You might have noticed some familiar faces floating around Grand Rapids this summer.
Back in March, The Rad Women Art Initiative took over electrical boxes across the city, launching in celebration of International Women’s Day and Women’s History Month.
Downtown Grand Rapids Inc. contracted with Lions & Rabbits art gallery-boutique on the project. Twenty-seven local female-identifying artists worked over the course of three weeks to paint portraits of important women from history on electrical boxes throughout Downtown Grand Rapids.
DGRI not only worked with local artists, but also teamed up with numerous rad women-owned businesses, as well as Kate Schatz, who wrote the book Rad American Women A-Z that inspired the public art piece.
Revue sat down with project lead for the Rad Women Art Initiative, Kimberly Van Driel, to chat more about all the work, collaboration and passion that went into the project.
How were the artists chosen?
We put out a casting call about the project and laid out the guidelines of what we were looking for and then anyone could put in a proposal, which just required them to do a rough sketch and submit their three top rad women from the book. We had tons of applications submitted. We weren’t able to pick every single artist that submitted, but we made sure that we chose artists that had something significant tied to their top three choices and picked them that way.
What was the painting process like for the artists?
Beforehand, our team went and primed and painted all the background colors so the artists just had to focus on their portrait. After they were complete with the portrait, we went back and added final details. We gave them a three-week timeline of when they could go, so everyone was on their own schedule. It was great because it created so much buzz when people were sitting there painting these mechanical boxes. There were so many people that would come up to the artists asking for information.
Was there a specific reason for doing the project downtown and on electrical boxes?
It’s part of a place-making initiative. We’re always focused on walkability and public art, but we thought that this is a great way to make sure that it’s accessible for everyone. When you’re looking at the boxes, the mural itself is focused in toward the sidewalk for people that are walking and using the streets, as opposed to cars and them facing the street. That was super intentional. We worked with the city of Grand Rapids to identify a footprint and the mechanical boxes that we were able to use.
What’s the best way for viewers to experience this completed project?
We teamed up with the community media center at GR Walks to create a free mobile app so you could take the tour on your own. We were fortunate enough to be able to do that in English and Spanish. We teamed up with two different local female artists to do all of the voiceovers for the walking tour. It’s about a two-and-a-half hour long walk if you were to do it straight, but the best thing is when you’re doing the mobile app, you can take it at any pace that you want and make a full day of it downtown.
Why do you think this project was important to do?
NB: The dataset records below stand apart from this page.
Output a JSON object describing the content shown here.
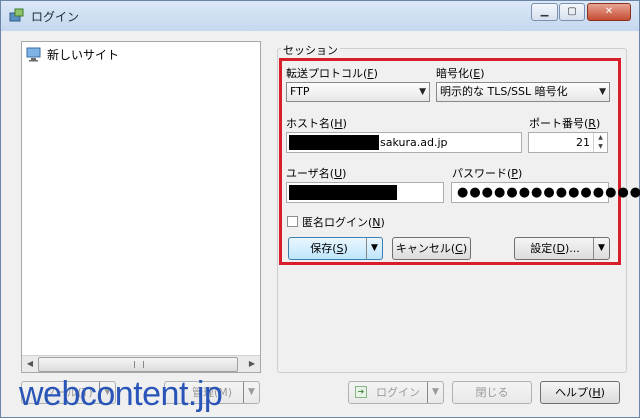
{
  "window": {
    "title": "ログイン"
  },
  "tree": {
    "items": [
      {
        "label": "新しいサイト",
        "icon": "site-monitor-icon"
      }
    ]
  },
  "session": {
    "group_label": "セッション",
    "protocol": {
      "label": "転送プロトコル",
      "accel": "F",
      "value": "FTP"
    },
    "encryption": {
      "label": "暗号化",
      "accel": "E",
      "value": "明示的な TLS/SSL 暗号化"
    },
    "host": {
      "label": "ホスト名",
      "accel": "H",
      "value_suffix": "sakura.ad.jp"
    },
    "port": {
      "label": "ポート番号",
      "accel": "R",
      "value": "21"
    },
    "user": {
      "label": "ユーザ名",
      "accel": "U"
    },
    "password": {
      "label": "パスワード",
      "accel": "P",
      "value": "●●●●●●●●●●●●●●●●"
    },
    "anonymous": {
      "label": "匿名ログイン",
      "accel": "N",
      "checked": false
    },
    "save_button": {
      "label": "保存",
      "accel": "S"
    },
    "cancel_button": {
      "label": "キャンセル",
      "accel": "C"
    },
    "settings_button": {
      "label": "設定",
      "accel": "D",
      "suffix": "..."
    }
  },
  "footer": {
    "tools_button": {
      "label": "ツール(T)"
    },
    "manage_button": {
      "label": "管理(M)"
    },
    "login_button": {
      "label": "ログイン"
    },
    "close_button": {
      "label": "閉じる"
    },
    "help_button": {
      "label": "ヘルプ",
      "accel": "H"
    }
  },
  "watermark": "webcontent.jp",
  "colors": {
    "highlight": "#d81e2a",
    "watermark": "#2a55b8"
  }
}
I don’t think that women get the recognition for doing really important things, particularly locally. One of the things that I think is super important that the author had mentioned is that you can travel all over the world and most all buildings or parks or streets are named after men, let alone mostly white men. It’s very rare that you come across streets or parks, or anything like that, that are named after women. It’s very important to highlight some rad American women that you wouldn’t normally think of.
There are awesome people out there that have made strides for us females. Some of these women that are highlighted in the book, you wouldn’t normally know, but they did amazing things. Not only are we highlighting these famous women of history, but now we’re able to highlight local women that have some amazing talents here and create public art that’s out for everyone to see and participate in. That’s permanent.
What was Kate Shatz’ reaction to seeing her book come to life in Downtown GR?
She was such a pleasure to work with and she was so great. She said that there had been other people that were interested in doing some stuff with her book before, but nothing to this scale. She was just blown away by the participation level and the turnout when we were hosting events through her being here. (The events) were super busy and there was so much involvement and empowerment, which she said was extremely meaningful to her.
What has been your favorite part of this whole experience?
Watching the artists. I’m a big supporter of public art and highlighting local talent here and watching these women out there painting and bringing such life to a lifeless piece of real estate downtown. It’s usually graffitied and poorly painted and them really taking ownership and transforming it into something significant was definitely my favorite part.